A. Actually HIPAA is going to help with that a lot. As much as we grouse about the cost of implementing all of the elements of HIPAA, it really is going to bring healthcare onto a more standardized format and make data much more portable and interchangeable.

Q. What does the future hold for a consumer?

A. In the future, you wake up in the middle of the night with heartburn that has been bothering you for weeks. Go to your computer, sign onto our Web site, make an appointment for the next morning with our physician, or just e-mail a note saying, "This is what I am experiencing, could you mail in a prescription?" In the morning, you check back for messages which say, "We called something in to your pharmacy," or "The doctor wants to see you. Please make an appointment."

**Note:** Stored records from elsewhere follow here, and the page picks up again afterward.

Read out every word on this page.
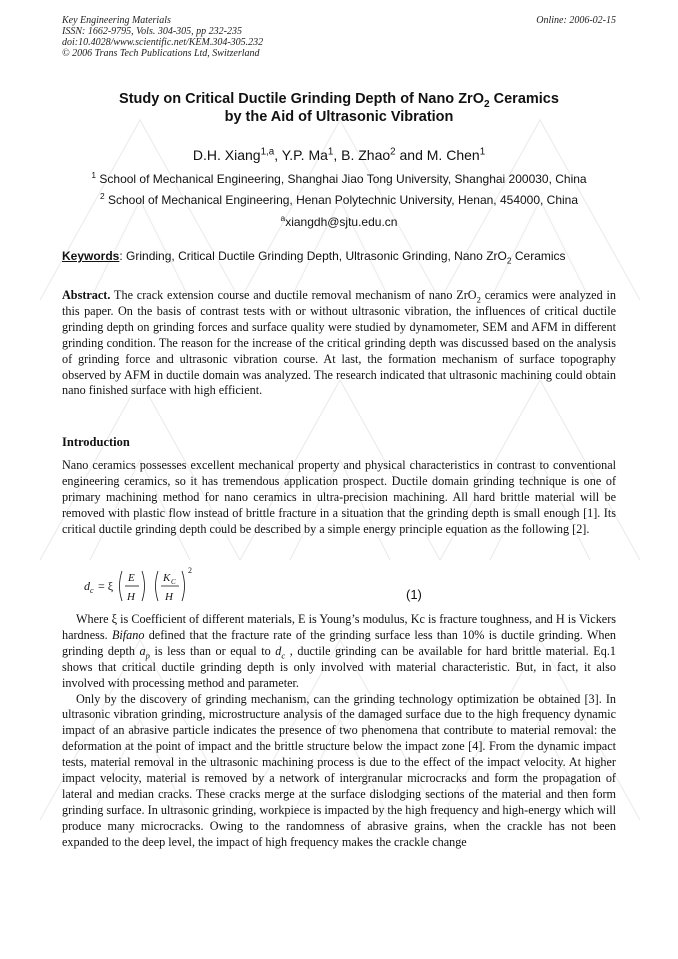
Key Engineering Materials
ISSN: 1662-9795, Vols. 304-305, pp 232-235
doi:10.4028/www.scientific.net/KEM.304-305.232
© 2006 Trans Tech Publications Ltd, Switzerland
Online: 2006-02-15
Study on Critical Ductile Grinding Depth of Nano ZrO$_2$ Ceramics
by the Aid of Ultrasonic Vibration
D.H. Xiang$^{1,a}$, Y.P. Ma$^1$, B. Zhao$^2$ and M. Chen$^1$
$^1$ School of Mechanical Engineering, Shanghai Jiao Tong University, Shanghai 200030, China
$^2$ School of Mechanical Engineering, Henan Polytechnic University, Henan, 454000, China
$^a$xiangdh@sjtu.edu.cn
Keywords: Grinding, Critical Ductile Grinding Depth, Ultrasonic Grinding, Nano ZrO$_2$ Ceramics
Abstract. The crack extension course and ductile removal mechanism of nano ZrO$_2$ ceramics were analyzed in this paper. On the basis of contrast tests with or without ultrasonic vibration, the influences of critical ductile grinding depth on grinding forces and surface quality were studied by dynamometer, SEM and AFM in different grinding condition. The reason for the increase of the critical grinding depth was discussed based on the analysis of grinding force and ultrasonic vibration course. At last, the formation mechanism of surface topography observed by AFM in ductile domain was analyzed. The research indicated that ultrasonic machining could obtain nano finished surface with high efficient.
Introduction

Nano ceramics possesses excellent mechanical property and physical characteristics in contrast to conventional engineering ceramics, so it has tremendous application prospect. Ductile domain grinding technique is one of primary machining method for nano ceramics in ultra-precision machining. All hard brittle material will be removed with plastic flow instead of brittle fracture in a situation that the grinding depth is small enough [1]. Its critical ductile grinding depth could be described by a simple energy principle equation as the following [2].

d c = ξ
E
H
K C
H
2
(1)

Where ξ is Coefficient of different materials, E is Young’s modulus, Kc is fracture toughness, and H is Vickers hardness. Bifano defined that the fracture rate of the grinding surface less than 10% is ductile grinding. When grinding depth $a_p$ is less than or equal to $d_c$ , ductile grinding can be available for hard brittle material. Eq.1 shows that critical ductile grinding depth is only involved with material characteristic. But, in fact, it also involved with processing method and parameter.

Only by the discovery of grinding mechanism, can the grinding technology optimization be obtained [3]. In ultrasonic vibration grinding, microstructure analysis of the damaged surface due to the high frequency dynamic impact of an abrasive particle indicates the presence of two phenomena that contribute to material removal: the deformation at the point of impact and the brittle structure below the impact zone [4]. From the dynamic impact tests, material removal in the ultrasonic machining process is due to the effect of the impact velocity. At higher impact velocity, material is removed by a network of intergranular microcracks and form the propagation of lateral and median cracks. These cracks merge at the surface dislodging sections of the material and then form grinding surface. In ultrasonic grinding, workpiece is impacted by the high frequency and high-energy which will produce many microcracks. Owing to the randomness of abrasive grains, when the crackle has not been expanded to the deep level, the impact of high frequency makes the crackle change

When you get there, the office knows what your complaint is, what your co-payment needs to be, whether you have any outstanding health maintenance issues that you need to follow up on. ...

All the information at the initial encounter at the reception desk follows to the computer screen which the nurse opens. There is also a tracking mechanism that gives immediate access to all previous medical records and then keeps all the information from that visit.

Let's say symptoms get worse and it's the middle of the night, (so) you call the advice nurse. The advice nurse will have access to all information collected in previous visits and will determine whether you need to see a physician in the morning or try some home remedies, or that you need to go to the emergency room.

Q. When do you expect this to happen at Kaiser?

A. We want to be fully implemented in Hawai'i in three years. We are going to start implementation in January.

Q. You increased rates by 9 percent this year. This scares employers. Is there an end in sight to the increase in costs?

A. No, I don't know where this is going to lead us. It feels to me that there is going to have to be some fundamental change in the way we look at healthcare and who shares in that responsibility. Right now the employers are bearing the brunt of that expense. What you see happening in other places is a greater sharing of the healthcare expense. The consumer is bearing more of that through co-insurance, where you pay 20 percent of a visit, or higher co-pays.